Is that before or after applying updates?
This was before applying updates. After updating I now longer see the messages appear.
What does
#ausearch -m avc -ts recent
show?
For completeness I checked it. This only shows 'normal' AVC denied messages from my current boot up. They are all from setroubleshootd (comm="setroubleshootd"). I am not sure this is normal behavior.

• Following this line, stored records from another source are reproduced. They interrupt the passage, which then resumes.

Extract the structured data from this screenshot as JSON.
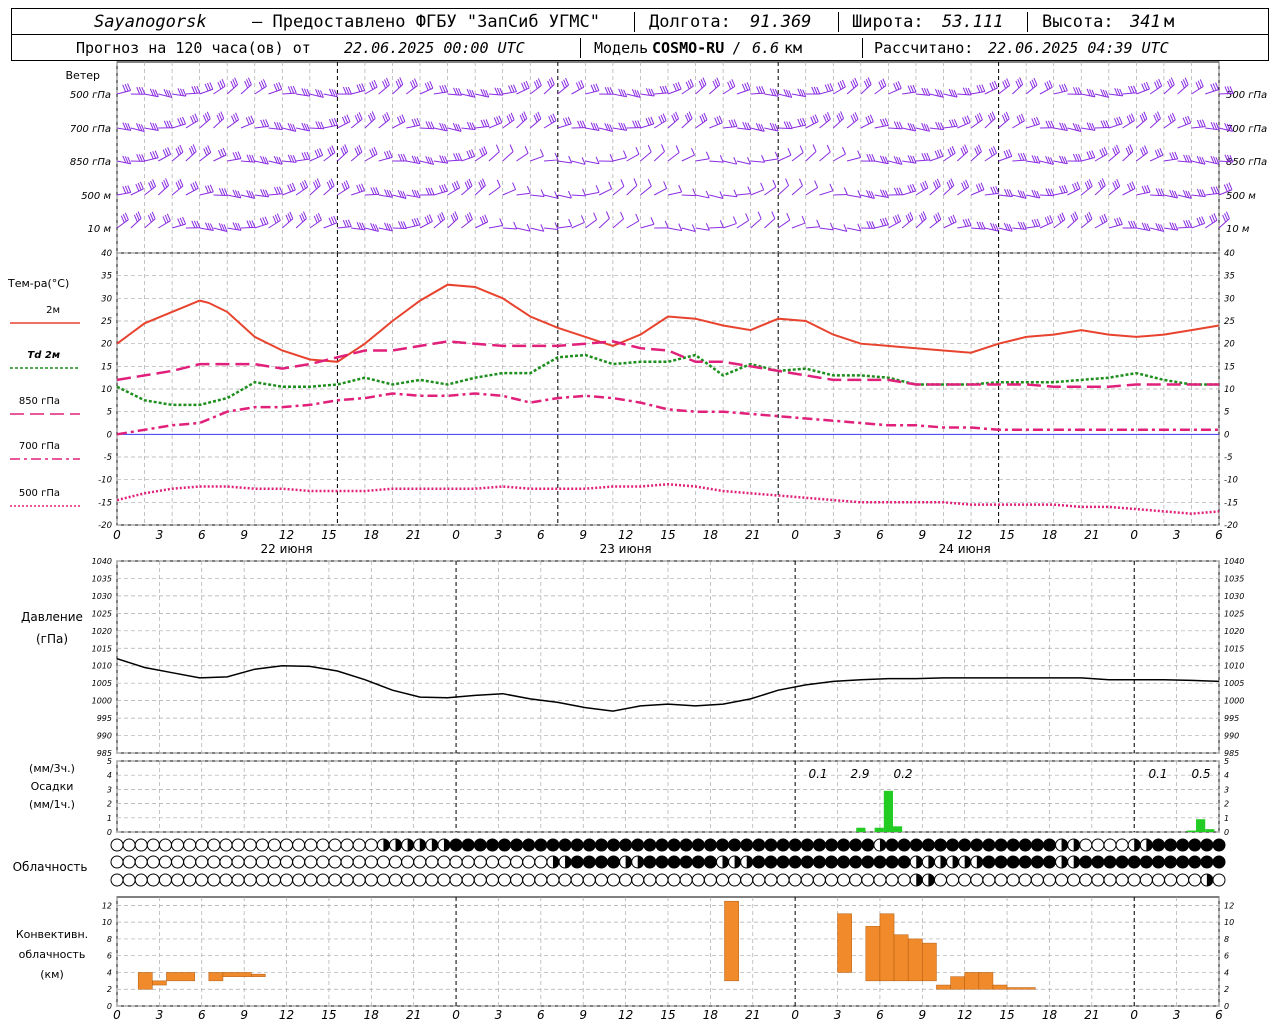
{
  "header": {
    "station": "Sayanogorsk",
    "provider": "— Предоставлено ФГБУ \"ЗапСиб УГМС\"",
    "lon_label": "Долгота:",
    "lon_value": "91.369",
    "lat_label": "Широта:",
    "lat_value": "53.111",
    "alt_label": "Высота:",
    "alt_value": "341",
    "alt_unit": "м",
    "forecast_prefix": "Прогноз на 120 часа(ов) от",
    "forecast_start": "22.06.2025 00:00 UTC",
    "model_label": "Модель",
    "model_name": "COSMO-RU",
    "model_res": "6.6",
    "model_res_unit": "км",
    "computed_label": "Рассчитано:",
    "computed_value": "22.06.2025 04:39 UTC"
  },
  "labels": {
    "wind_title": "Ветер",
    "wind_levels": [
      "500 гПа",
      "700 гПа",
      "850 гПа",
      "500 м",
      "10 м"
    ],
    "temp_title": "Тем-ра(°C)",
    "temp_legend": [
      "2м",
      "Td 2м",
      "850 гПа",
      "700 гПа",
      "500 гПа"
    ],
    "pressure_title": "Давление",
    "pressure_unit": "(гПа)",
    "precip_unit_top": "(мм/3ч.)",
    "precip_title": "Осадки",
    "precip_unit_bottom": "(мм/1ч.)",
    "cloud_title": "Облачность",
    "conv_title_1": "Конвективн.",
    "conv_title_2": "облачность",
    "conv_unit": "(км)"
  },
  "colors": {
    "t2m": "#e8432e",
    "td2m": "#1e8f1e",
    "t850": "#e0207a",
    "t700": "#e0207a",
    "t500": "#e0207a",
    "wind": "#8a2be2",
    "zero_line": "#3a3aff",
    "precip": "#22cc22",
    "convective": "#f08a2a",
    "grid": "#aaaaaa"
  },
  "time_axis": {
    "tick_labels": [
      "0",
      "3",
      "6",
      "9",
      "12",
      "15",
      "18",
      "21",
      "0",
      "3",
      "6",
      "9",
      "12",
      "15",
      "18",
      "21",
      "0",
      "3",
      "6",
      "9",
      "12",
      "15",
      "18",
      "21",
      "0",
      "3",
      "6"
    ],
    "day_labels": [
      "22 июня",
      "23 июня",
      "24 июня"
    ]
  },
  "chart_data": [
    {
      "type": "line",
      "name": "temperature",
      "x_unit": "hours since forecast start",
      "ylim": [
        -20,
        40
      ],
      "y_ticks": [
        -20,
        -15,
        -10,
        -5,
        0,
        5,
        10,
        15,
        20,
        25,
        30,
        35,
        40
      ],
      "grid": true,
      "series": [
        {
          "name": "2м",
          "x": [
            0,
            3,
            6,
            9,
            10,
            12,
            15,
            18,
            21,
            24,
            27,
            30,
            33,
            36,
            39,
            42,
            45,
            48,
            51,
            54,
            57,
            60,
            63,
            66,
            69,
            72,
            75,
            78,
            81,
            84,
            87,
            90,
            93,
            96,
            99,
            102,
            105,
            108,
            111,
            114,
            117,
            120
          ],
          "values": [
            20,
            24.5,
            27,
            29.5,
            29,
            27,
            21.5,
            18.5,
            16.5,
            16,
            20,
            25,
            29.5,
            33,
            32.5,
            30,
            26,
            23.5,
            21.5,
            19.5,
            22,
            26,
            25.5,
            24,
            23,
            25.5,
            25,
            22,
            20,
            19.5,
            19,
            18.5,
            18,
            20,
            21.5,
            22,
            23,
            22,
            21.5,
            22,
            23,
            24
          ]
        },
        {
          "name": "Td 2м",
          "x": [
            0,
            3,
            6,
            9,
            12,
            15,
            18,
            21,
            24,
            27,
            30,
            33,
            36,
            39,
            42,
            45,
            48,
            51,
            54,
            57,
            60,
            63,
            66,
            69,
            72,
            75,
            78,
            81,
            84,
            87,
            90,
            93,
            96,
            99,
            102,
            105,
            108,
            111,
            114,
            117,
            120
          ],
          "values": [
            10.5,
            7.5,
            6.5,
            6.5,
            8,
            11.5,
            10.5,
            10.5,
            11,
            12.5,
            11,
            12,
            11,
            12.5,
            13.5,
            13.5,
            17,
            17.5,
            15.5,
            16,
            16,
            17.5,
            13,
            15.5,
            14,
            14.5,
            13,
            13,
            12.5,
            11,
            11,
            11,
            11.5,
            11.5,
            11.5,
            12,
            12.5,
            13.5,
            12,
            11,
            11
          ]
        },
        {
          "name": "850 гПа",
          "x": [
            0,
            3,
            6,
            9,
            12,
            15,
            18,
            21,
            24,
            27,
            30,
            33,
            36,
            39,
            42,
            45,
            48,
            51,
            54,
            57,
            60,
            63,
            66,
            69,
            72,
            75,
            78,
            81,
            84,
            87,
            90,
            93,
            96,
            99,
            102,
            105,
            108,
            111,
            114,
            117,
            120
          ],
          "values": [
            12,
            13,
            14,
            15.5,
            15.5,
            15.5,
            14.5,
            15.5,
            17,
            18.5,
            18.5,
            19.5,
            20.5,
            20,
            19.5,
            19.5,
            19.5,
            20,
            20.5,
            19,
            18.5,
            16,
            16,
            15,
            14,
            13,
            12,
            12,
            12,
            11,
            11,
            11,
            11,
            11,
            10.5,
            10.5,
            10.5,
            11,
            11,
            11,
            11
          ]
        },
        {
          "name": "700 гПа",
          "x": [
            0,
            3,
            6,
            9,
            12,
            15,
            18,
            21,
            24,
            27,
            30,
            33,
            36,
            39,
            42,
            45,
            48,
            51,
            54,
            57,
            60,
            63,
            66,
            69,
            72,
            75,
            78,
            81,
            84,
            87,
            90,
            93,
            96,
            99,
            102,
            105,
            108,
            111,
            114,
            117,
            120
          ],
          "values": [
            0,
            1,
            2,
            2.5,
            5,
            6,
            6,
            6.5,
            7.5,
            8,
            9,
            8.5,
            8.5,
            9,
            8.5,
            7,
            8,
            8.5,
            8,
            7,
            5.5,
            5,
            5,
            4.5,
            4,
            3.5,
            3,
            2.5,
            2,
            2,
            1.5,
            1.5,
            1,
            1,
            1,
            1,
            1,
            1,
            1,
            1,
            1
          ]
        },
        {
          "name": "500 гПа",
          "x": [
            0,
            3,
            6,
            9,
            12,
            15,
            18,
            21,
            24,
            27,
            30,
            33,
            36,
            39,
            42,
            45,
            48,
            51,
            54,
            57,
            60,
            63,
            66,
            69,
            72,
            75,
            78,
            81,
            84,
            87,
            90,
            93,
            96,
            99,
            102,
            105,
            108,
            111,
            114,
            117,
            120
          ],
          "values": [
            -14.5,
            -13,
            -12,
            -11.5,
            -11.5,
            -12,
            -12,
            -12.5,
            -12.5,
            -12.5,
            -12,
            -12,
            -12,
            -12,
            -11.5,
            -12,
            -12,
            -12,
            -11.5,
            -11.5,
            -11,
            -11.5,
            -12.5,
            -13,
            -13.5,
            -14,
            -14.5,
            -15,
            -15,
            -15,
            -15,
            -15.5,
            -15.5,
            -15.5,
            -15.5,
            -16,
            -16,
            -16.5,
            -17,
            -17.5,
            -17
          ]
        }
      ]
    },
    {
      "type": "line",
      "name": "pressure",
      "x_unit": "hours since forecast start",
      "ylim": [
        985,
        1040
      ],
      "y_ticks": [
        985,
        990,
        995,
        1000,
        1005,
        1010,
        1015,
        1020,
        1025,
        1030,
        1035,
        1040
      ],
      "grid": true,
      "series": [
        {
          "name": "Давление",
          "x": [
            0,
            3,
            6,
            9,
            12,
            15,
            18,
            21,
            24,
            27,
            30,
            33,
            36,
            39,
            42,
            45,
            48,
            51,
            54,
            57,
            60,
            63,
            66,
            69,
            72,
            75,
            78,
            81,
            84,
            87,
            90,
            93,
            96,
            99,
            102,
            105,
            108,
            111,
            114,
            117,
            120
          ],
          "values": [
            1012,
            1009.5,
            1008,
            1006.5,
            1006.8,
            1009,
            1010,
            1009.8,
            1008.5,
            1006,
            1003,
            1001,
            1000.8,
            1001.5,
            1002,
            1000.5,
            999.5,
            998,
            997,
            998.5,
            999,
            998.5,
            999,
            1000.5,
            1003,
            1004.5,
            1005.5,
            1006,
            1006.3,
            1006.3,
            1006.5,
            1006.5,
            1006.5,
            1006.5,
            1006.5,
            1006.5,
            1006,
            1006,
            1006,
            1005.8,
            1005.5
          ]
        }
      ]
    },
    {
      "type": "bar",
      "name": "precipitation",
      "x_unit": "hours since forecast start",
      "ylim": [
        0,
        5
      ],
      "y_ticks": [
        0,
        1,
        2,
        3,
        4,
        5
      ],
      "bars": [
        {
          "x": 81,
          "value": 0.3
        },
        {
          "x": 83,
          "value": 0.3
        },
        {
          "x": 84,
          "value": 2.9
        },
        {
          "x": 85,
          "value": 0.4
        },
        {
          "x": 117,
          "value": 0.1
        },
        {
          "x": 118,
          "value": 0.9
        },
        {
          "x": 119,
          "value": 0.2
        }
      ],
      "totals_3h": [
        {
          "x": 80,
          "text": "0.1"
        },
        {
          "x": 83,
          "text": "2.9"
        },
        {
          "x": 86,
          "text": "0.2"
        },
        {
          "x": 110,
          "text": "0.1"
        },
        {
          "x": 113,
          "text": "0.5"
        }
      ]
    },
    {
      "type": "bar",
      "name": "convective_cloud",
      "x_unit": "hours since forecast start",
      "ylim": [
        0,
        12
      ],
      "y_ticks": [
        0,
        2,
        4,
        6,
        8,
        10,
        12
      ],
      "bars": [
        {
          "x0": 1.5,
          "x1": 2.5,
          "bottom": 2,
          "top": 4
        },
        {
          "x0": 2.5,
          "x1": 3.5,
          "bottom": 2.5,
          "top": 3
        },
        {
          "x0": 3.5,
          "x1": 5.5,
          "bottom": 3,
          "top": 4
        },
        {
          "x0": 6.5,
          "x1": 7.5,
          "bottom": 3,
          "top": 4
        },
        {
          "x0": 7.5,
          "x1": 9.5,
          "bottom": 3.5,
          "top": 4
        },
        {
          "x0": 9.5,
          "x1": 10.5,
          "bottom": 3.5,
          "top": 3.8
        },
        {
          "x0": 43,
          "x1": 44,
          "bottom": 3,
          "top": 12.5
        },
        {
          "x0": 51,
          "x1": 52,
          "bottom": 4,
          "top": 11
        },
        {
          "x0": 53,
          "x1": 54,
          "bottom": 3,
          "top": 9.5
        },
        {
          "x0": 54,
          "x1": 55,
          "bottom": 3,
          "top": 11
        },
        {
          "x0": 55,
          "x1": 56,
          "bottom": 3,
          "top": 8.5
        },
        {
          "x0": 56,
          "x1": 57,
          "bottom": 3,
          "top": 8
        },
        {
          "x0": 57,
          "x1": 58,
          "bottom": 3,
          "top": 7.5
        },
        {
          "x0": 58,
          "x1": 59,
          "bottom": 2,
          "top": 2.5
        },
        {
          "x0": 59,
          "x1": 60,
          "bottom": 2,
          "top": 3.5
        },
        {
          "x0": 60,
          "x1": 61,
          "bottom": 2,
          "top": 4
        },
        {
          "x0": 61,
          "x1": 62,
          "bottom": 2,
          "top": 4
        },
        {
          "x0": 62,
          "x1": 63,
          "bottom": 2,
          "top": 2.5
        },
        {
          "x0": 63,
          "x1": 65,
          "bottom": 2,
          "top": 2.2
        },
        {
          "x0": 95,
          "x1": 96,
          "bottom": 1.5,
          "top": 5.5
        },
        {
          "x0": 96,
          "x1": 97,
          "bottom": 1.5,
          "top": 9
        },
        {
          "x0": 97,
          "x1": 98,
          "bottom": 1.5,
          "top": 10
        },
        {
          "x0": 98,
          "x1": 99,
          "bottom": 1.5,
          "top": 9
        }
      ]
    }
  ],
  "cloud_cover": {
    "rows": [
      "0000000000000000000000ZZZZZZ88888888888888888888888888888888888Z88888888888888ZZ0000ZZ888888",
      "000000000000000000000000000000000000ZZ8888ZZ888888ZZZ8888888888888ZZZZZZ888888ZZ888888888888",
      "000000000000000000000000000000000000000000000000000000000000000000ZZ0000000000000000000000Z0"
    ]
  }
}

They are all like (at least 20 or so):
time->Wed Aug 18 18:33:02 2010 type=SYSCALL msg=audit(1282149182.060:24): arch=c000003e syscall=87 success=no exit=-13 a0=7fff4f795fa0 a1=0 a2=4c4dfc3c a3=1 items=0 ppid=1 pid=1684 auid=4294967295 uid=0 gid=0 euid=0 suid=0 fsuid=0 egid=0 sgid=0 fsgid=0 tty=(none) ses=4294967295 comm="setroubleshootd" exe="/usr/bin/python" subj=system_u:system_r:setroubleshootd_t:s0 key=(null) type=AVC msg=audit(1282149182.060:24): avc: denied { write } for pid=1684 comm="setroubleshootd" name="plugins" dev=dm-0 ino=397348 scontext=system_u:system_r:setroubleshootd_t:s0 tcontext=system_u:object_r:usr_t:s0 tclass=dir
If this is F14, you need to make sure you have fully updated. Python2.7 changes was causing random apps to try to recompile their pyc files. This would cause the behavior you are seeing.